Whether it’s the songs and the dancing, the music videos and concerts, or the idols themselves, it’s fair to say that K-pop fever is easy to catch. As well as the great entertainment value though, K-pop can also be a fantastic aid for those learning Korean.
As you can imagine, Korean pop music has been around in Korea for a long time, but it’s only in the past decade or so that it’s made significant inroads into the mainstream music world.
K-pop had its own episode on American television series “Glee”, additionally, there were two K-pop performances at the closing ceremony of the 2018 Winter Olympics in Pyeongchang and let’s not forget Psy’s 2012 satirical earworm “Gangnam Style”.
Some of the biggest groups right now include boy bands BTS and Exo, as well as girl groups BlackPink and Twice.
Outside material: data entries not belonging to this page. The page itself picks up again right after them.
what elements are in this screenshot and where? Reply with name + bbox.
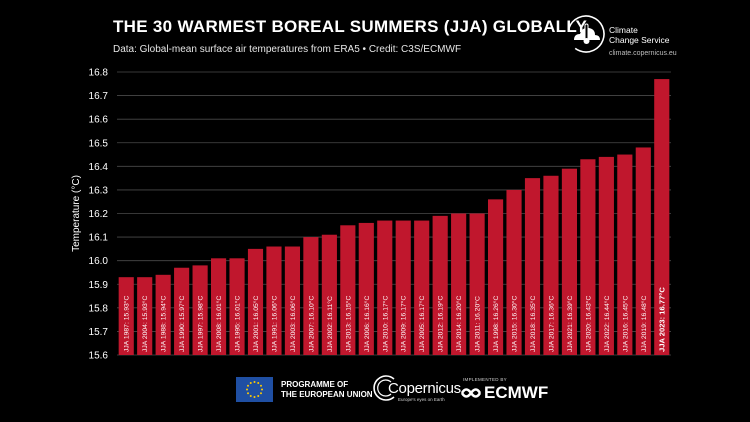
bar — [432, 215, 448, 355]
chart-subtitle: Data: Global-mean surface air temperatur… — [113, 44, 462, 55]
bar-label: JJA 2023: 16.77°C — [657, 287, 666, 352]
bar-label: JJA 2016: 16.45°C — [621, 296, 629, 352]
bar — [118, 277, 134, 355]
bar-label: JJA 1995: 16.01°C — [234, 296, 242, 352]
bar-label: JJA 2017: 16.36°C — [547, 296, 555, 352]
bar — [192, 265, 208, 355]
bar — [598, 156, 614, 355]
bar-label: JJA 2010: 16.17°C — [381, 296, 389, 352]
bar — [358, 222, 374, 355]
bar — [580, 159, 596, 355]
climate-change-service-icon — [567, 15, 605, 53]
bar — [414, 220, 430, 355]
ecmwf-wordmark: ECMWF — [484, 383, 549, 402]
bar-label: JJA 2009: 16.17°C — [400, 296, 408, 352]
bar — [266, 246, 282, 355]
bar-label: JJA 2003: 16.06°C — [289, 296, 297, 352]
bar — [506, 189, 522, 355]
copernicus-icon — [373, 375, 395, 401]
bar-label: JJA 2007: 16.10°C — [307, 296, 315, 352]
copernicus-wordmark: Copernicus — [388, 380, 461, 397]
c3s-name-line2: Change Service — [609, 35, 670, 45]
bar-label: JJA 2012: 16.19°C — [437, 296, 445, 352]
bar-label: JJA 2008: 16.01°C — [215, 296, 223, 352]
ecmwf-icon — [460, 388, 482, 398]
y-tick-label: 16.0 — [89, 256, 109, 267]
bar-label: JJA 1998: 16.26°C — [492, 296, 500, 352]
bar — [284, 246, 301, 355]
bar-label: JJA 1987: 15.93°C — [123, 296, 131, 352]
y-tick-label: 15.6 — [89, 351, 109, 362]
c3s-url: climate.copernicus.eu — [609, 50, 677, 57]
bar-label: JJA 2013: 16.15°C — [344, 296, 352, 352]
bar-label: JJA 2022: 16.44°C — [603, 296, 611, 352]
bar-label: JJA 1988: 15.94°C — [160, 296, 168, 352]
bar — [469, 213, 485, 355]
y-tick-label: 15.9 — [89, 280, 109, 291]
y-tick-label: 16.5 — [89, 138, 109, 149]
bar-label: JJA 2006: 16.16°C — [363, 296, 371, 352]
bar — [487, 199, 504, 355]
bar-label: JJA 2021: 16.39°C — [566, 296, 574, 352]
bar — [654, 79, 670, 355]
eu-flag-icon — [236, 377, 273, 402]
y-tick-label: 16.7 — [89, 91, 109, 102]
bar — [174, 267, 190, 355]
bar-label: JJA 2020: 16.43°C — [584, 296, 592, 352]
bar — [137, 277, 153, 355]
bar — [543, 175, 559, 355]
bar-label: JJA 1997: 15.98°C — [197, 296, 205, 352]
bar-label: JJA 2001: 16.05°C — [252, 296, 260, 352]
eu-programme-line2: THE EUROPEAN UNION — [281, 390, 373, 399]
bar — [340, 225, 356, 355]
eu-programme-line1: PROGRAMME OF — [281, 380, 349, 389]
y-tick-label: 15.8 — [89, 303, 109, 314]
y-tick-label: 16.4 — [89, 162, 109, 173]
y-tick-label: 16.2 — [89, 209, 109, 220]
chart-title: THE 30 WARMEST BOREAL SUMMERS (JJA) GLOB… — [113, 17, 588, 36]
bar — [617, 154, 633, 355]
y-tick-label: 15.7 — [89, 327, 109, 338]
bar-label: JJA 1990: 15.97°C — [178, 296, 186, 352]
bar-label: JJA 2019: 16.48°C — [640, 296, 648, 352]
bar — [155, 274, 171, 355]
bar-label: JJA 2011: 16.20°C — [474, 296, 482, 352]
y-tick-label: 16.1 — [89, 233, 109, 244]
bar-label: JJA 2002: 16.11°C — [326, 296, 334, 352]
bar-label: JJA 2014: 16.20°C — [455, 296, 463, 352]
bar — [247, 248, 264, 355]
bar — [210, 258, 227, 355]
copernicus-tagline: Europe's eyes on Earth — [398, 397, 445, 402]
y-axis-label: Temperature (°C) — [71, 175, 82, 252]
eu-programme-label: PROGRAMME OF THE EUROPEAN UNION — [281, 380, 373, 400]
bar — [524, 178, 541, 355]
bar-label: JJA 2005: 16.17°C — [418, 296, 426, 352]
bar — [395, 220, 411, 355]
c3s-name: Climate Change Service — [609, 25, 669, 45]
bar — [561, 168, 578, 355]
bar-label: JJA 2018: 16.35°C — [529, 296, 537, 352]
y-tick-label: 16.3 — [89, 185, 109, 196]
bar — [451, 213, 467, 355]
implemented-by-label: IMPLEMENTED BY — [463, 377, 507, 382]
bar-chart: 15.6 15.7 15.8 15.9 16.0 16.1 16.2 16.3 16.4 16.5… — [71, 68, 671, 362]
y-tick-label: 16.8 — [89, 68, 109, 79]
bar-label: JJA 2004: 15.93°C — [141, 296, 149, 352]
bar — [377, 220, 393, 355]
bar-label: JJA 1991: 16.06°C — [270, 296, 278, 352]
c3s-name-line1: Climate — [609, 25, 638, 35]
bar-label: JJA 2015: 16.30°C — [511, 296, 519, 352]
bar — [321, 234, 337, 355]
bar — [303, 237, 319, 355]
y-tick-label: 16.6 — [89, 115, 109, 126]
bar — [229, 258, 245, 355]
bar — [635, 147, 651, 355]
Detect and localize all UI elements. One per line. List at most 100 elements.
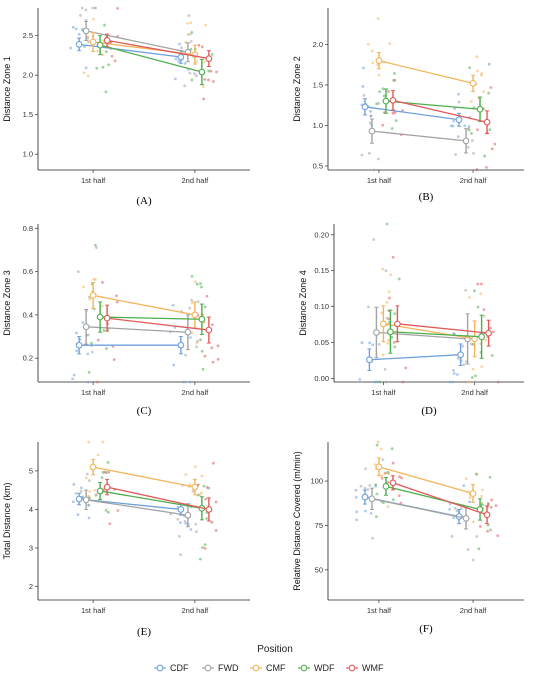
panel-a: 1.0 1.5 2.0 2.5 1st half 2nd half Distance Zon…: [2, 6, 250, 207]
raw-point: [476, 128, 479, 132]
y-tick-label: 0.15: [314, 266, 329, 275]
raw-point: [462, 484, 466, 488]
raw-point: [115, 294, 118, 298]
y-tick-label: 1.5: [23, 110, 33, 119]
raw-point: [476, 282, 480, 286]
mean-point: [82, 27, 90, 35]
raw-point: [479, 292, 483, 296]
raw-point: [355, 510, 359, 514]
mean-point: [198, 68, 206, 76]
raw-point: [107, 470, 111, 474]
raw-point: [466, 145, 470, 149]
raw-point: [190, 30, 194, 34]
x-tick-label: 1st half: [81, 606, 106, 615]
raw-point: [191, 489, 195, 493]
raw-point: [482, 90, 486, 94]
raw-point: [475, 55, 479, 59]
raw-point: [461, 344, 465, 348]
raw-point: [368, 341, 372, 345]
series-line: [371, 130, 467, 142]
mean-point: [96, 313, 104, 321]
series-line: [92, 466, 196, 488]
raw-point: [101, 65, 105, 69]
raw-point: [480, 282, 483, 286]
y-tick-label: 0.8: [23, 224, 33, 233]
y-tick-label: 100: [310, 477, 323, 486]
raw-point: [187, 33, 190, 36]
raw-point: [490, 147, 494, 151]
raw-point: [488, 128, 492, 132]
raw-point: [457, 100, 461, 104]
raw-point: [468, 496, 472, 499]
raw-point: [200, 491, 203, 495]
raw-point: [385, 300, 389, 304]
raw-point: [190, 274, 194, 278]
series-fwd: [82, 308, 192, 351]
raw-point: [455, 509, 459, 513]
raw-point: [373, 463, 377, 467]
raw-point: [189, 39, 193, 43]
raw-point: [176, 517, 180, 521]
series-wmf: [103, 478, 213, 522]
raw-point: [210, 52, 214, 56]
raw-point: [381, 353, 385, 357]
panel-label: (A): [136, 195, 152, 207]
panel-label: (D): [421, 405, 437, 417]
mean-point: [191, 483, 199, 491]
y-tick-label: 0.20: [314, 230, 329, 239]
raw-point: [386, 481, 390, 484]
raw-point: [84, 66, 88, 70]
raw-point: [95, 66, 99, 70]
raw-point: [203, 354, 207, 358]
mean-point: [394, 320, 401, 328]
raw-point: [475, 472, 479, 476]
raw-point: [381, 267, 384, 271]
mean-point: [478, 333, 485, 341]
raw-point: [377, 73, 381, 77]
series-wdf: [382, 477, 484, 521]
raw-point: [190, 331, 194, 335]
series-wmf: [394, 305, 492, 347]
series-cmf: [89, 458, 199, 496]
x-tick-label: 2nd half: [460, 176, 488, 185]
raw-point: [354, 496, 358, 499]
raw-point: [394, 119, 398, 123]
raw-point: [193, 72, 196, 75]
mean-point: [82, 323, 90, 331]
raw-point: [448, 507, 452, 511]
legend-label: CDF: [170, 663, 189, 673]
raw-point: [174, 57, 178, 61]
mean-point: [382, 483, 390, 490]
raw-observations: [358, 222, 500, 384]
mean-point: [361, 103, 369, 111]
y-axis-title: Distance Zone 4: [298, 270, 308, 336]
raw-point: [76, 513, 80, 517]
raw-point: [202, 97, 206, 101]
raw-point: [203, 60, 206, 64]
raw-point: [480, 494, 484, 498]
y-tick-label: 2: [29, 582, 33, 591]
raw-point: [82, 45, 86, 49]
raw-point: [489, 528, 492, 532]
y-tick-label: 50: [315, 565, 323, 574]
raw-point: [400, 476, 404, 480]
raw-point: [116, 6, 120, 10]
raw-point: [91, 6, 95, 10]
raw-point: [103, 470, 107, 474]
raw-point: [81, 321, 85, 324]
y-tick-label: 0.5: [313, 161, 323, 170]
raw-point: [82, 285, 85, 289]
raw-point: [376, 17, 380, 21]
y-tick-label: 1.0: [313, 121, 323, 130]
series-wmf: [389, 90, 491, 135]
raw-point: [171, 303, 175, 307]
raw-point: [397, 494, 401, 498]
series-cmf: [375, 457, 477, 503]
raw-point: [85, 472, 89, 476]
raw-point: [187, 14, 191, 17]
raw-point: [376, 440, 380, 444]
mean-point: [103, 314, 111, 322]
raw-point: [79, 14, 82, 17]
raw-point: [85, 476, 88, 480]
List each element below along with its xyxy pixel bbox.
In reality, there are actually more than 300 groups.
This past year or so has been especially huge for BTS – arguably the hottest K-pop stars of the moment. They are the first group since The Beatles to have three Billboard No. 1 albums in one year. They are also the first K-pop group to be nominated for a Billboard Music Award, as well as the first Korean music act to be nominated for an American Music Award.
And while other music genres have their fair share of passionate followers, K-pop fandom is on another level. Made up of millions of mostly teenagers and young adults, K-pop fans are fervent devotees of their favourite groups – so much so that it’s basically its own culture with its own language. Got a favourite member? You’ve got a “bias”. See a K-pop idol acting super cute? They’re being “aegyo”.
Learning Korean through K-pop
The growing popularity of K-pop has, unsurprisingly, led to an increase in interest in the Korean language.
King Sejong the Great: Inventor of Hangul, the Korean script.
Between 2013 to 2016 Korean and Japanese were the only languages taught at American universities that experienced growth in the numbers of students enrolled, according to the Modern Language Association of America. As of November 2019, Korean is one of the most popular language courses available on Duolingo, a language-learning website and app, with a massive 4 million learners.
Korean pop culture is driving interest in the language. With the Internet, the reach of all things Korean is more extensive than ever before so it makes sense to use K-pop to help with learning the language.
Words like 싫어 (Dislike) and 좋아 (Like), 사랑해 (Love) and 미워 (Hate) may already sound familiar to you. Other words that regularly frequent K-pop songs are 친구 (Friend), 어떡해? (What should I do?), 예뻐 (Pretty/Beautiful). With many K-Pop songs being about love and relationships, life and loss, K-pop listeners can continue to build vocabulary through their favourite songs.